Antônio Pedro de Souza

            O trânsito caótico da cidade no meio da tarde traz aos sentidos as mais contundentes percepções: o inconfundível cheiro da fumaça oriunda da queima dos combustíveis fósseis, invade as narinas. O barulho incessante das buzinas toca os ouvidos sem delicadeza, mas cria uma melodia na tarde de segunda-feira: buzinas leves, buzinas longas e, vez ou outra, sirenes ao longe.

            O sol lança seus raios fortes no ápice do verão. Eles batem no asfalto, voltam à atmosfera que, sobrecarregada pela poluição, devolve o aquecimento em cheio sobre as cabeças desprotegidas das pessoas lá embaixo.

            Está quente.

            Está barulhento.

            Gotas de suor brotam próximas aos fios de cabelo cuidadosamente penteados àquela manhã e começam a escorrer pela testa.

            O semáforo fecha e obriga o pedestre a parar no passeio, à beira da principal avenida que corta o centro da cidade.

            As gotas de suor da testa fazem coro às gotas de suor que nasceram nas costas e que agora grudam o tecido fino da camisa à pele.

            Uma nuvem solitária cruza o céu e tampa parcialmente o sol. Não dá tempo para aliviar o calor.

            O pedestre está cansado, com fome, com sede, com vontade de chegar em casa. A mochila pesa nos ombros. Uma sacola pesa na mão esquerda.

            Os carros passam pela avenida num desfile nauseabundo.

            O semáforo abre e o transeunte avança pela faixa de pedestres. No passeio oposto, um ambulante vende água.

            O pedestre passa por ele sem se deter, a despeito da sede. Cruza a praça e entre no quarteirão fechado.

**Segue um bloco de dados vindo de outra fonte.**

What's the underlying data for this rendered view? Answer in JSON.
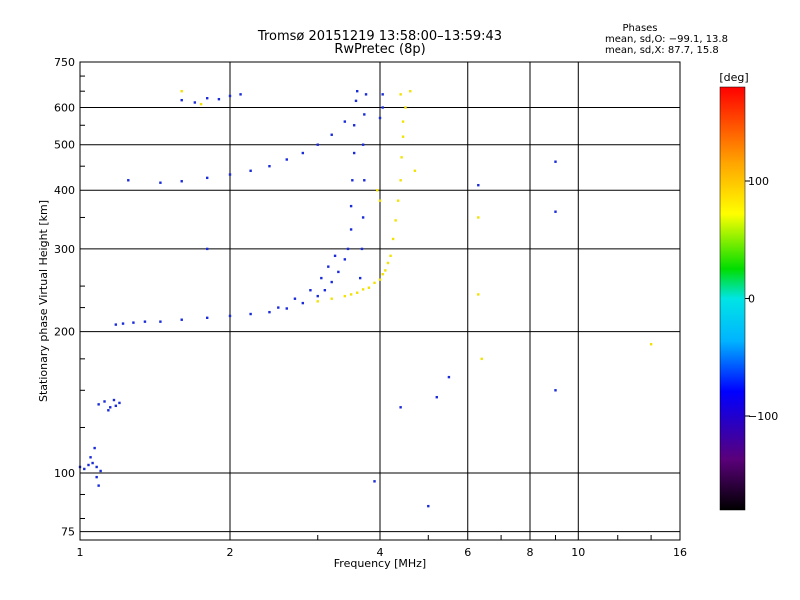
{
  "chart_data": {
    "type": "scatter",
    "title": "Tromsø 20151219 13:58:00–13:59:43",
    "subtitle": "RwPretec (8p)",
    "xlabel": "Frequency [MHz]",
    "ylabel": "Stationary phase Virtual Height [km]",
    "x_scale": "log",
    "y_scale": "log",
    "xlim": [
      1,
      16
    ],
    "ylim": [
      72,
      750
    ],
    "x_ticks": [
      1,
      2,
      4,
      6,
      8,
      10,
      16
    ],
    "x_tick_labels": [
      "1",
      "2",
      "4",
      "6",
      "8",
      "10",
      "16"
    ],
    "y_ticks": [
      75,
      100,
      200,
      300,
      400,
      500,
      600,
      750
    ],
    "y_tick_labels": [
      "75",
      "100",
      "200",
      "300",
      "400",
      "500",
      "600",
      "750"
    ],
    "grid": true,
    "phase_legend": {
      "title": "Phases",
      "line_o": "mean, sd,O: −99.1, 13.8",
      "line_x": "mean, sd,X:  87.7, 15.8"
    },
    "colorbar": {
      "label": "[deg]",
      "range": [
        -180,
        180
      ],
      "ticks": [
        100,
        0,
        -100
      ],
      "tick_labels": [
        "100",
        "0",
        "−100"
      ]
    },
    "series": [
      {
        "name": "O",
        "color": "#1a2bd9",
        "points": [
          [
            1.0,
            103
          ],
          [
            1.02,
            102
          ],
          [
            1.04,
            104
          ],
          [
            1.06,
            105
          ],
          [
            1.08,
            103
          ],
          [
            1.1,
            101
          ],
          [
            1.05,
            108
          ],
          [
            1.07,
            113
          ],
          [
            1.09,
            94
          ],
          [
            1.08,
            98
          ],
          [
            1.09,
            140
          ],
          [
            1.12,
            142
          ],
          [
            1.15,
            138
          ],
          [
            1.18,
            139
          ],
          [
            1.2,
            141
          ],
          [
            1.14,
            136
          ],
          [
            1.17,
            143
          ],
          [
            1.18,
            207
          ],
          [
            1.22,
            208
          ],
          [
            1.28,
            209
          ],
          [
            1.35,
            210
          ],
          [
            1.45,
            210
          ],
          [
            1.6,
            212
          ],
          [
            1.8,
            214
          ],
          [
            2.0,
            216
          ],
          [
            2.2,
            218
          ],
          [
            2.4,
            220
          ],
          [
            2.6,
            224
          ],
          [
            2.8,
            230
          ],
          [
            3.0,
            238
          ],
          [
            3.1,
            245
          ],
          [
            3.2,
            255
          ],
          [
            3.3,
            268
          ],
          [
            3.4,
            285
          ],
          [
            3.45,
            300
          ],
          [
            3.5,
            330
          ],
          [
            3.5,
            370
          ],
          [
            3.52,
            420
          ],
          [
            3.55,
            480
          ],
          [
            3.55,
            550
          ],
          [
            3.58,
            620
          ],
          [
            3.6,
            650
          ],
          [
            3.65,
            260
          ],
          [
            3.68,
            300
          ],
          [
            3.7,
            350
          ],
          [
            3.72,
            420
          ],
          [
            3.7,
            500
          ],
          [
            3.72,
            580
          ],
          [
            3.75,
            640
          ],
          [
            2.5,
            225
          ],
          [
            2.7,
            235
          ],
          [
            2.9,
            245
          ],
          [
            3.05,
            260
          ],
          [
            3.15,
            275
          ],
          [
            3.25,
            290
          ],
          [
            1.45,
            415
          ],
          [
            1.6,
            418
          ],
          [
            1.8,
            425
          ],
          [
            2.0,
            432
          ],
          [
            2.2,
            440
          ],
          [
            2.4,
            450
          ],
          [
            2.6,
            465
          ],
          [
            2.8,
            480
          ],
          [
            3.0,
            500
          ],
          [
            3.2,
            525
          ],
          [
            3.4,
            560
          ],
          [
            1.6,
            622
          ],
          [
            1.8,
            628
          ],
          [
            2.0,
            635
          ],
          [
            2.1,
            640
          ],
          [
            1.7,
            615
          ],
          [
            1.9,
            625
          ],
          [
            4.05,
            640
          ],
          [
            4.05,
            600
          ],
          [
            4.0,
            570
          ],
          [
            1.25,
            420
          ],
          [
            1.8,
            300
          ],
          [
            5.2,
            145
          ],
          [
            6.3,
            410
          ],
          [
            9.0,
            460
          ],
          [
            9.0,
            360
          ],
          [
            9.0,
            150
          ],
          [
            4.4,
            138
          ],
          [
            5.0,
            85
          ],
          [
            5.5,
            160
          ],
          [
            3.9,
            96
          ]
        ]
      },
      {
        "name": "X",
        "color": "#f2e200",
        "points": [
          [
            3.0,
            232
          ],
          [
            3.2,
            235
          ],
          [
            3.4,
            238
          ],
          [
            3.6,
            242
          ],
          [
            3.8,
            248
          ],
          [
            4.0,
            258
          ],
          [
            4.1,
            270
          ],
          [
            4.2,
            290
          ],
          [
            4.25,
            315
          ],
          [
            4.3,
            345
          ],
          [
            4.35,
            380
          ],
          [
            4.4,
            420
          ],
          [
            4.42,
            470
          ],
          [
            4.45,
            520
          ],
          [
            4.45,
            560
          ],
          [
            4.5,
            600
          ],
          [
            3.5,
            240
          ],
          [
            3.7,
            246
          ],
          [
            3.9,
            254
          ],
          [
            4.05,
            265
          ],
          [
            4.15,
            280
          ],
          [
            3.95,
            400
          ],
          [
            4.0,
            380
          ],
          [
            4.6,
            650
          ],
          [
            4.4,
            640
          ],
          [
            1.6,
            650
          ],
          [
            1.75,
            610
          ],
          [
            6.3,
            350
          ],
          [
            6.3,
            240
          ],
          [
            6.4,
            175
          ],
          [
            14.0,
            188
          ],
          [
            4.7,
            440
          ]
        ]
      }
    ]
  }
}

            Vê uma aglomeração a frente. Várias pessoas fazem um círculo. No meio deste círculo, uma fita e alguns cones espalhados pela polícia fazem outra delimitação. Uma viatura com o giroflex ligado está parada próxima, com as portas abertas.

            Os agentes olham a cena apáticos. O pedestre vê algo no centro do círculo. Olha melhor e vê que é “alguém”. Ou, pelo menos, fora alguém.

            Na cabeça do pedestre, toda uma história se forma: a pessoa no chão, já coberta por uma lona, deve ter tentado assaltar uma das lojas do entorno, confrontado a polícia, e foi mortalmente baleado.

            Ledo engano que é desfeito ao se aproximar das pessoas do círculo. Elas comentam sobre o estranho incidente:

            – Pulou lá de cima! – E apontam para o alto de diversos prédios, que circundam o quarteirão fechado.

            O pedestre olha para cima, mas nenhum dos prédios mostra sinais confessos de ter sido o mortal trampolim para a infeliz vítima que jaz na calçada.

            Ele olha para baixo e para frente mais uma vez:

            A banca de revistas, testemunha apática da morte, vela o corpo estendido.

            Da região da cabeça, parcialmente coberta pela lona, um filete de sangue escuro e viscoso escorre calçada abaixo e começa a coagular no concreto quente do chão.

            O pedestre olha mais uma vez para o corpo semidescoberto. Os braços estão para fora da lona e começam a apresentar a estranha palidez gélida da morte. As mangas do paletó e da camisa, ainda abotoadas nos punhos, ajudam a aquecer um corpo já frio por dentro. A camisa de linho branca e o paletó cinza claro contrastam com o sangue no concreto poluído e com a atmosfera quente e sufocante.

            O pio agudo de um pássaro no galho de uma árvore próxima desperta o passante daquele transe hipnótico. As buzinas na avenida o despertam completamente para sua realidade.

            Uma mosca voa entre as demais pessoas, sobrevoa o cenário e pousa sobre o corpo.

            Aos poucos, os curiosos começam a se afastar.

            O calor está sufocante.

            A vida segue para todos.

            Para quase todos.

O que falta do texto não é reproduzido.